In 10th grade Chemistry, we're exploring properties that help us investigate and understand materials.
Our Block 1 theme is Properties. We will explore the distinguishing characteristics of materials from a variety of perspectives. We started out by thinking about the properties of chemicals relevant for our safety in the lab. This included chemical properties related to chemical changes or reactivity, such as flammability or corrosivity. We also talked about biological properties, such as toxicity. We used these discussion to draft lab safety guidelines as a group.
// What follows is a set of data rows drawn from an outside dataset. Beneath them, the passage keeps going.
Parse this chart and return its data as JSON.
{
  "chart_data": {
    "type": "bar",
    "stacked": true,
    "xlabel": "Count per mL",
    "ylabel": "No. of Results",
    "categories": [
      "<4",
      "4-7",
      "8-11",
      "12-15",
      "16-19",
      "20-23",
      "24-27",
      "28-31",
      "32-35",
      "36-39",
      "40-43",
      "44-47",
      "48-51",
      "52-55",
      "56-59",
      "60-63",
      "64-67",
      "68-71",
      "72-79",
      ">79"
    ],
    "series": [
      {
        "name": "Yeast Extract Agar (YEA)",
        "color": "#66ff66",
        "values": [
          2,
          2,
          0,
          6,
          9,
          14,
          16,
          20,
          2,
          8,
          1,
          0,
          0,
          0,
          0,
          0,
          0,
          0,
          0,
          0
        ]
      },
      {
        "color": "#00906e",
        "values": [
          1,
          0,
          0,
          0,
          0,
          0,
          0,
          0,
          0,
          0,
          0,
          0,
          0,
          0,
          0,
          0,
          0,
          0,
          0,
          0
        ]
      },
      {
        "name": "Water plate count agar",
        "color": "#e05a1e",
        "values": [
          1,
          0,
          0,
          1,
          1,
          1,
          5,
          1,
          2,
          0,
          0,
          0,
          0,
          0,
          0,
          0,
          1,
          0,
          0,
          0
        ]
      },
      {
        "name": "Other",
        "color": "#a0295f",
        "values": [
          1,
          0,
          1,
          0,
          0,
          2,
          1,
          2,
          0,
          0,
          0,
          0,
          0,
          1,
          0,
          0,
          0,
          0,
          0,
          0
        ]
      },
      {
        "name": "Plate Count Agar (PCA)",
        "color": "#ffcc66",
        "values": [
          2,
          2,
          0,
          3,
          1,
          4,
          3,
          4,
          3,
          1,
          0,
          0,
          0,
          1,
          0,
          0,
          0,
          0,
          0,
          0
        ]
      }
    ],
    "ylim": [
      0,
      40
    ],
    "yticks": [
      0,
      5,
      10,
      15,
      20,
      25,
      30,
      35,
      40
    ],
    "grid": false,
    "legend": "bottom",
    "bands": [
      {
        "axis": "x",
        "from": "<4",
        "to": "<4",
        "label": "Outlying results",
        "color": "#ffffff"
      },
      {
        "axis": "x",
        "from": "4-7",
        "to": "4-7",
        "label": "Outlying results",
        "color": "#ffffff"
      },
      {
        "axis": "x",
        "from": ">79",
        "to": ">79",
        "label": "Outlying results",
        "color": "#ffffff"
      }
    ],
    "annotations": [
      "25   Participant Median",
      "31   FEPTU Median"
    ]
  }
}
Our first lab involved a collection of white “powders” available at ordinary grocery stores. Students were given four substances identified by codes, and asked to figure out as much as they could about each substance. I expect to do several labs like this during the block (and perhaps future blocks), in which students apply increasingly sophisticated techniques to identify and distinguish materials; sometimes procedures will be provided and sometimes they won’t. Ongoing projects like the white powder challenge can also motivate other lab work we do. For example, when we study reactions, students may discover techniques they can use to suggest the ions that might be present in a sample.
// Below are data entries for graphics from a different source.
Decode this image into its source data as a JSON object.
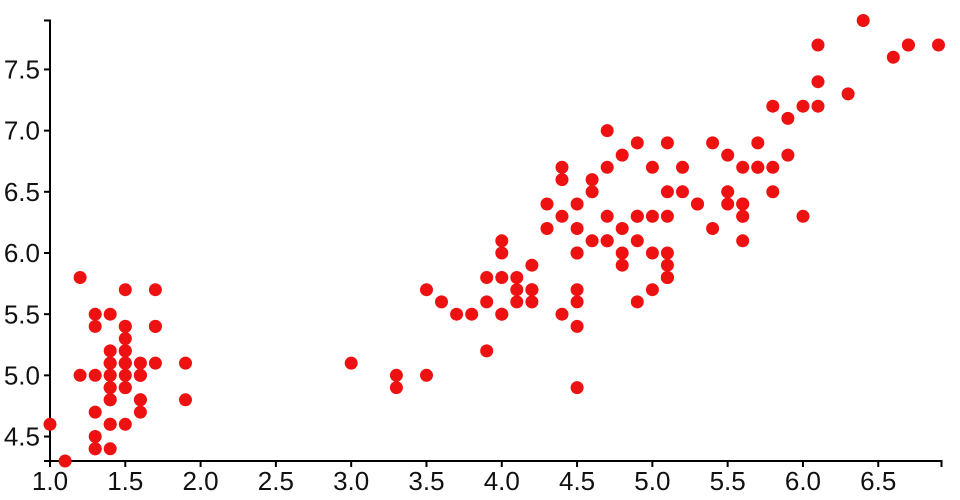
{
  "chart_data": {
    "type": "scatter",
    "title": "",
    "xlabel": "",
    "ylabel": "",
    "legend": false,
    "grid": false,
    "background_color": "#ffffff",
    "axis_color": "#000000",
    "tick_label_color": "#111111",
    "marker": {
      "shape": "circle",
      "radius": 6.5,
      "color": "#ee1111"
    },
    "x_domain": [
      1.0,
      6.92
    ],
    "y_domain": [
      4.3,
      7.9
    ],
    "x_ticks": [
      1.0,
      1.5,
      2.0,
      2.5,
      3.0,
      3.5,
      4.0,
      4.5,
      5.0,
      5.5,
      6.0,
      6.5
    ],
    "y_ticks": [
      4.5,
      5.0,
      5.5,
      6.0,
      6.5,
      7.0,
      7.5
    ],
    "x_tick_labels": [
      "1.0",
      "1.5",
      "2.0",
      "2.5",
      "3.0",
      "3.5",
      "4.0",
      "4.5",
      "5.0",
      "5.5",
      "6.0",
      "6.5"
    ],
    "y_tick_labels": [
      "4.5",
      "5.0",
      "5.5",
      "6.0",
      "6.5",
      "7.0",
      "7.5"
    ],
    "points": [
      [
        1.4,
        5.1
      ],
      [
        1.4,
        4.9
      ],
      [
        1.3,
        4.7
      ],
      [
        1.5,
        4.6
      ],
      [
        1.4,
        5.0
      ],
      [
        1.7,
        5.4
      ],
      [
        1.4,
        4.6
      ],
      [
        1.5,
        5.0
      ],
      [
        1.4,
        4.4
      ],
      [
        1.5,
        4.9
      ],
      [
        1.5,
        5.4
      ],
      [
        1.6,
        4.8
      ],
      [
        1.4,
        4.8
      ],
      [
        1.1,
        4.3
      ],
      [
        1.2,
        5.8
      ],
      [
        1.5,
        5.7
      ],
      [
        1.3,
        5.4
      ],
      [
        1.4,
        5.1
      ],
      [
        1.7,
        5.7
      ],
      [
        1.5,
        5.1
      ],
      [
        1.7,
        5.4
      ],
      [
        1.5,
        5.1
      ],
      [
        1.0,
        4.6
      ],
      [
        1.7,
        5.1
      ],
      [
        1.9,
        4.8
      ],
      [
        1.6,
        5.0
      ],
      [
        1.6,
        5.0
      ],
      [
        1.5,
        5.2
      ],
      [
        1.4,
        5.2
      ],
      [
        1.6,
        4.7
      ],
      [
        1.6,
        4.8
      ],
      [
        1.5,
        5.4
      ],
      [
        1.5,
        5.2
      ],
      [
        1.4,
        5.5
      ],
      [
        1.5,
        4.9
      ],
      [
        1.2,
        5.0
      ],
      [
        1.3,
        5.5
      ],
      [
        1.4,
        4.9
      ],
      [
        1.3,
        4.4
      ],
      [
        1.5,
        5.1
      ],
      [
        1.3,
        5.0
      ],
      [
        1.3,
        4.5
      ],
      [
        1.3,
        4.4
      ],
      [
        1.6,
        5.0
      ],
      [
        1.9,
        5.1
      ],
      [
        1.4,
        4.8
      ],
      [
        1.6,
        5.1
      ],
      [
        1.4,
        4.6
      ],
      [
        1.5,
        5.3
      ],
      [
        1.4,
        5.0
      ],
      [
        4.7,
        7.0
      ],
      [
        4.5,
        6.4
      ],
      [
        4.9,
        6.9
      ],
      [
        4.0,
        5.5
      ],
      [
        4.6,
        6.5
      ],
      [
        4.5,
        5.7
      ],
      [
        4.7,
        6.3
      ],
      [
        3.3,
        4.9
      ],
      [
        4.6,
        6.6
      ],
      [
        3.9,
        5.2
      ],
      [
        3.5,
        5.0
      ],
      [
        4.2,
        5.9
      ],
      [
        4.0,
        6.0
      ],
      [
        4.7,
        6.1
      ],
      [
        3.6,
        5.6
      ],
      [
        4.4,
        6.7
      ],
      [
        4.5,
        5.6
      ],
      [
        4.1,
        5.8
      ],
      [
        4.5,
        6.2
      ],
      [
        3.9,
        5.6
      ],
      [
        4.8,
        5.9
      ],
      [
        4.0,
        6.1
      ],
      [
        4.9,
        6.3
      ],
      [
        4.7,
        6.1
      ],
      [
        4.3,
        6.4
      ],
      [
        4.4,
        6.6
      ],
      [
        4.8,
        6.8
      ],
      [
        5.0,
        6.7
      ],
      [
        4.5,
        6.0
      ],
      [
        3.5,
        5.7
      ],
      [
        3.8,
        5.5
      ],
      [
        3.7,
        5.5
      ],
      [
        3.9,
        5.8
      ],
      [
        5.1,
        6.0
      ],
      [
        4.5,
        5.4
      ],
      [
        4.5,
        6.0
      ],
      [
        4.7,
        6.7
      ],
      [
        4.4,
        6.3
      ],
      [
        4.1,
        5.6
      ],
      [
        4.0,
        5.5
      ],
      [
        4.4,
        5.5
      ],
      [
        4.6,
        6.1
      ],
      [
        4.0,
        5.8
      ],
      [
        3.3,
        5.0
      ],
      [
        4.2,
        5.6
      ],
      [
        4.2,
        5.7
      ],
      [
        4.2,
        5.7
      ],
      [
        4.3,
        6.2
      ],
      [
        3.0,
        5.1
      ],
      [
        4.1,
        5.7
      ],
      [
        6.0,
        6.3
      ],
      [
        5.1,
        5.8
      ],
      [
        5.9,
        7.1
      ],
      [
        5.6,
        6.3
      ],
      [
        5.8,
        6.5
      ],
      [
        6.6,
        7.6
      ],
      [
        4.5,
        4.9
      ],
      [
        6.3,
        7.3
      ],
      [
        5.8,
        6.7
      ],
      [
        6.1,
        7.2
      ],
      [
        5.1,
        6.5
      ],
      [
        5.3,
        6.4
      ],
      [
        5.5,
        6.8
      ],
      [
        5.0,
        5.7
      ],
      [
        5.1,
        5.8
      ],
      [
        5.3,
        6.4
      ],
      [
        5.5,
        6.5
      ],
      [
        6.7,
        7.7
      ],
      [
        6.9,
        7.7
      ],
      [
        5.0,
        6.0
      ],
      [
        5.7,
        6.9
      ],
      [
        4.9,
        5.6
      ],
      [
        6.7,
        7.7
      ],
      [
        4.9,
        6.3
      ],
      [
        5.7,
        6.7
      ],
      [
        6.0,
        7.2
      ],
      [
        4.8,
        6.2
      ],
      [
        4.9,
        6.1
      ],
      [
        5.6,
        6.4
      ],
      [
        5.8,
        7.2
      ],
      [
        6.1,
        7.4
      ],
      [
        6.4,
        7.9
      ],
      [
        5.6,
        6.4
      ],
      [
        5.1,
        6.3
      ],
      [
        5.6,
        6.1
      ],
      [
        6.1,
        7.7
      ],
      [
        5.6,
        6.3
      ],
      [
        5.5,
        6.4
      ],
      [
        4.8,
        6.0
      ],
      [
        5.4,
        6.9
      ],
      [
        5.6,
        6.7
      ],
      [
        5.1,
        6.9
      ],
      [
        5.1,
        5.8
      ],
      [
        5.9,
        6.8
      ],
      [
        5.7,
        6.7
      ],
      [
        5.2,
        6.7
      ],
      [
        5.0,
        6.3
      ],
      [
        5.2,
        6.5
      ],
      [
        5.4,
        6.2
      ],
      [
        5.1,
        5.9
      ]
    ]
  }
}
Before moving on to chemical properties and exploring simple reaction patterns, we’ll study physical properties and some thermochemistry, including enthalpy, phase changes, heat capacity and calorimetry. We’ll do experiments to identify metal samples using physical properties, look at solubility and heats of solution, and perhaps identify organic liquids or solutions using physical properties. This will also provide a good place to start analyzing experimental errors in depth.
In addition to lab work, we’ll spend some class time on standard chemical skills including calculations and writing equations. I’ll offer a mix of exercises and challenging problems, and give students time to work in class, using each other and myself as resources. We did this on Thursday, and I really enjoyed how—almost completely without lecture introduction—the students took a few hints and ran with them to solve problems that college students might struggle with.
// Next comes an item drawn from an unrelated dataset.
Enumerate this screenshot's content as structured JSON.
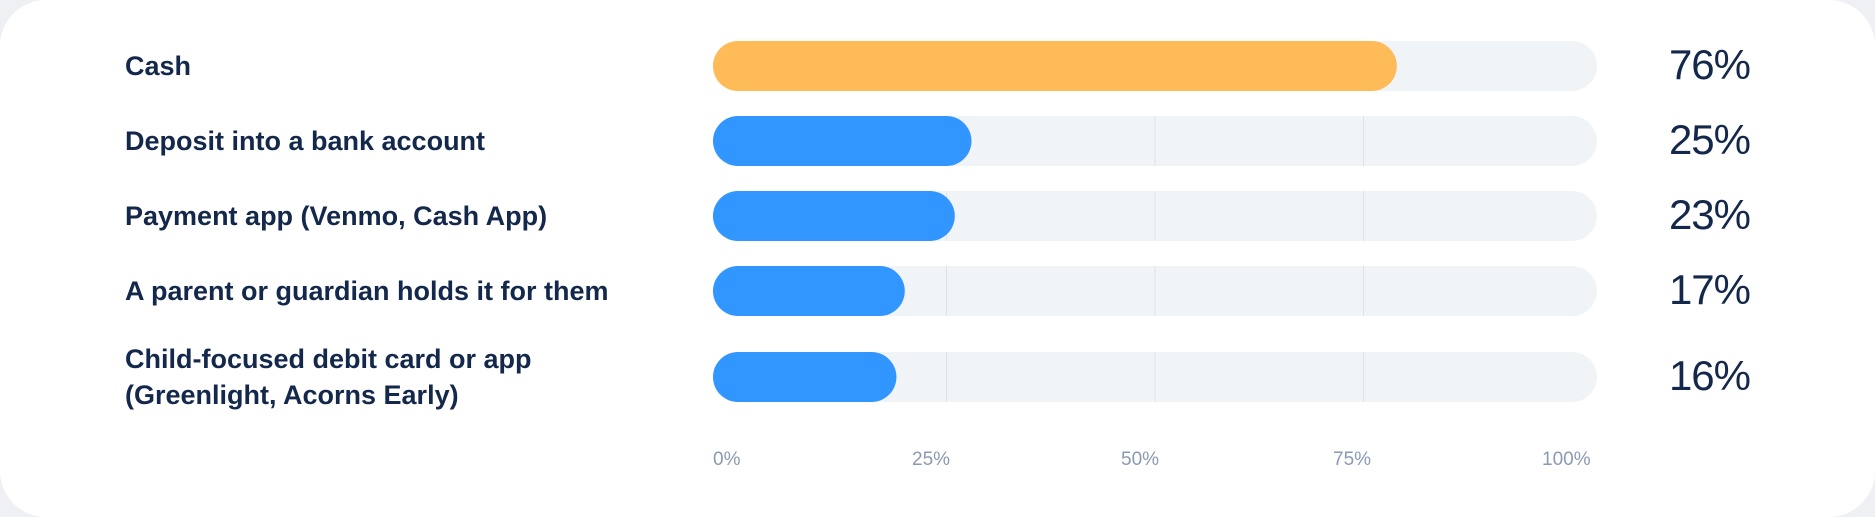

Block 1 is also a great time to get a feel for the history of chemistry and how we know what we know. Readings so far have included a description of recreating alchemical processes in a modern lab and an excerpt from Lavoisier’s chemistry textbook. Throughout the year, I plan to offer enrichment readings for interested students; this block they will focus on history of chemistry. By the end of the block, I hope students will have a feel for what chemical research and knowledge looked like up to 1800 or so, including basic patterns of reactivity and apparatus to observe them, types of measurements made, and concepts used to explain results and guide further work.